On 4 July 1989, a pilotless MiG-23 jet fighter of the Soviet Air Forces crashed into a house in Bellegem, near Kortrijk, Belgium, killing one person. The pilot had ejected over an hour earlier near Kołobrzeg, Poland, after experiencing technical problems, but the aircraft continued flying for around 900 km before running out of fuel and crashing into the ground.

== History of the flight ==

The incident started as a routine training flight. Colonel Nikolai Skuridin, the pilot, was to fly a MiG-23M Flogger-B from the Bagicz Airbase near Kołobrzeg, Poland. During takeoff, the engine's afterburner failed, causing a partial loss of power. At an altitude of 150 m and descending, Skuridin elected to abandon the aircraft and ejected safely. However, the engine kept running and the aircraft remained airborne, flying on autopilot in a westerly direction.

The unmanned aircraft left Polish airspace, crossing into East Germany and then West Germany, where it was intercepted by a pair of F-15s from the 32nd Tactical Fighter Squadron of the United States Air Forces Europe, stationed at Soesterberg Air Base in the Netherlands.
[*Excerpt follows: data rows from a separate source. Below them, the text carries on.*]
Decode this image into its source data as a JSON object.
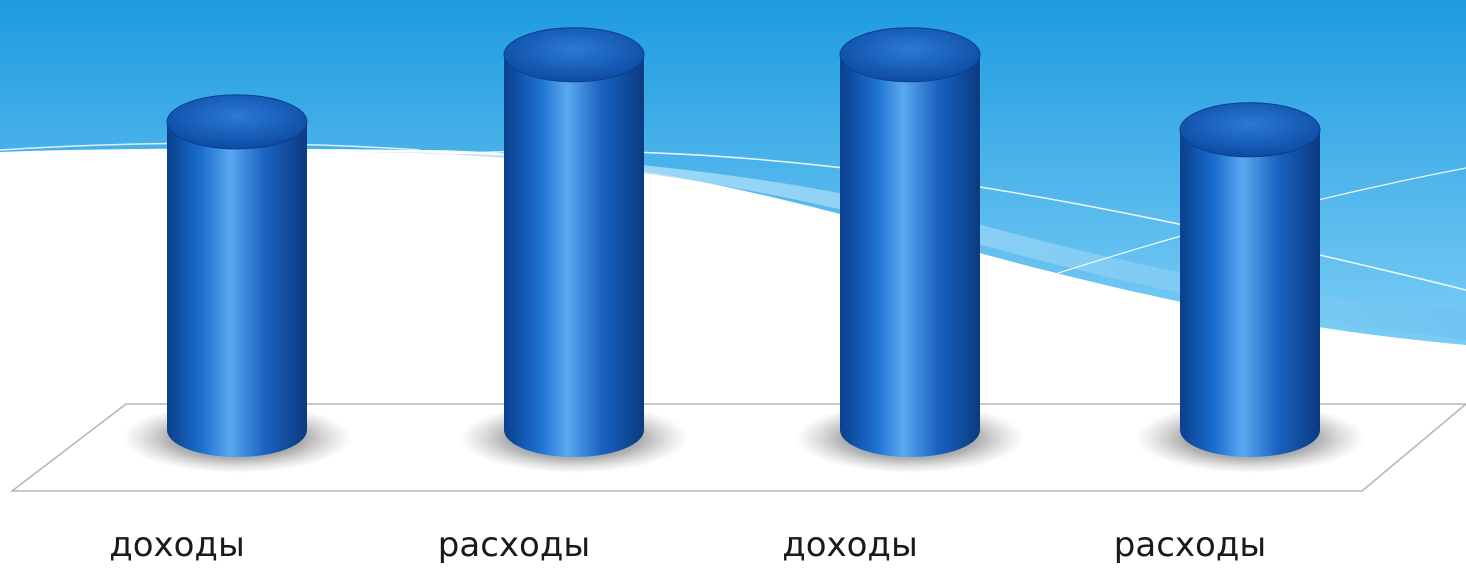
{
  "chart_data": {
    "type": "bar",
    "style": "3d-cylinder",
    "categories": [
      "доходы",
      "расходы",
      "доходы",
      "расходы"
    ],
    "values": [
      78,
      95,
      95,
      76
    ],
    "ylim": [
      0,
      100
    ],
    "title": "",
    "xlabel": "",
    "ylabel": "",
    "grid": false,
    "legend": "none"
  },
  "colors": {
    "bar_dark": "#0a3f8c",
    "bar_mid": "#1a6fd0",
    "bar_light": "#5aa8f0",
    "bar_top": "#1558b8",
    "sky_top": "#1e9be0",
    "sky_bottom": "#74c8f3",
    "floor_edge": "#b5b5b5",
    "shadow": "#3a3a3a"
  }
}
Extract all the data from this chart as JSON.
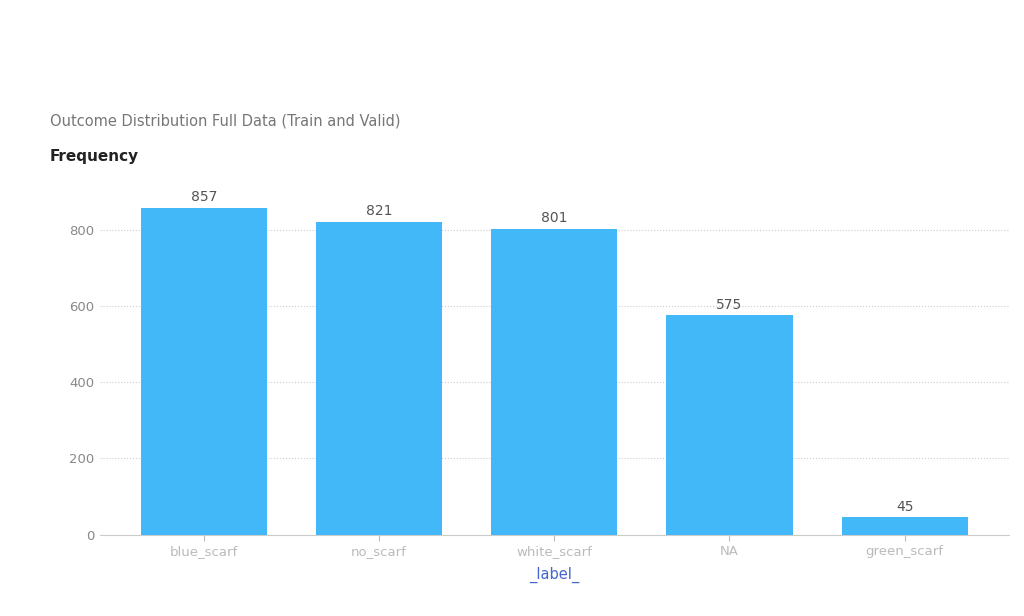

The F-15 pilots reported that the MiG had no crew. At that stage the aircraft was potentially heading towards the United Kingdom's airspace, so a live armed Quick Reaction Alert (QRA) Phantom FGR2 of 56(F) Squadron was scrambled from RAF Wattisham in Suffolk and instructed to fly at maximum subsonic speed to the Kent coast and be prepared to shoot the MiG down if it crossed the English Channel.

The MiG-23 crossed into Dutch airspace and continued into Belgium. The escorting F-15s were instructed to shoot down the plane, but as the MiG ran out of fuel, it started a slow turn to the south, prompting the French Air Force to put its fighters on alert. After flying over 900 km, the MiG eventually crashed into the house at 273 Doornikserijksweg, in the town of Bellegem, near Kortrijk, some 5-10 km from the French border, killing a local resident.

== Victim ==

The only victim of the accident was Wim Delaere, a computer science student reported to have been either 18 or 19 years old. He was sleeping alone after celebrating the end of his university exams the previous day when the MiG crashed and killed him at 10:30 am. His mother and brother were shopping for groceries in Kortrijk, and his father was working in Ypres.

== Political aftermath ==

The Belgian government made a formal protest to the Soviet Union for the lack of notification about the stray aircraft. The Belgian Foreign Minister Mark Eyskens expressed concern that there was no warning from the Soviet side during the flight and that there was a "notable slowness" on the part of the Soviets in disclosing whether the jet was carrying nuclear or toxic weapons. The Soviet Union paid Belgium $685,000 in compensation.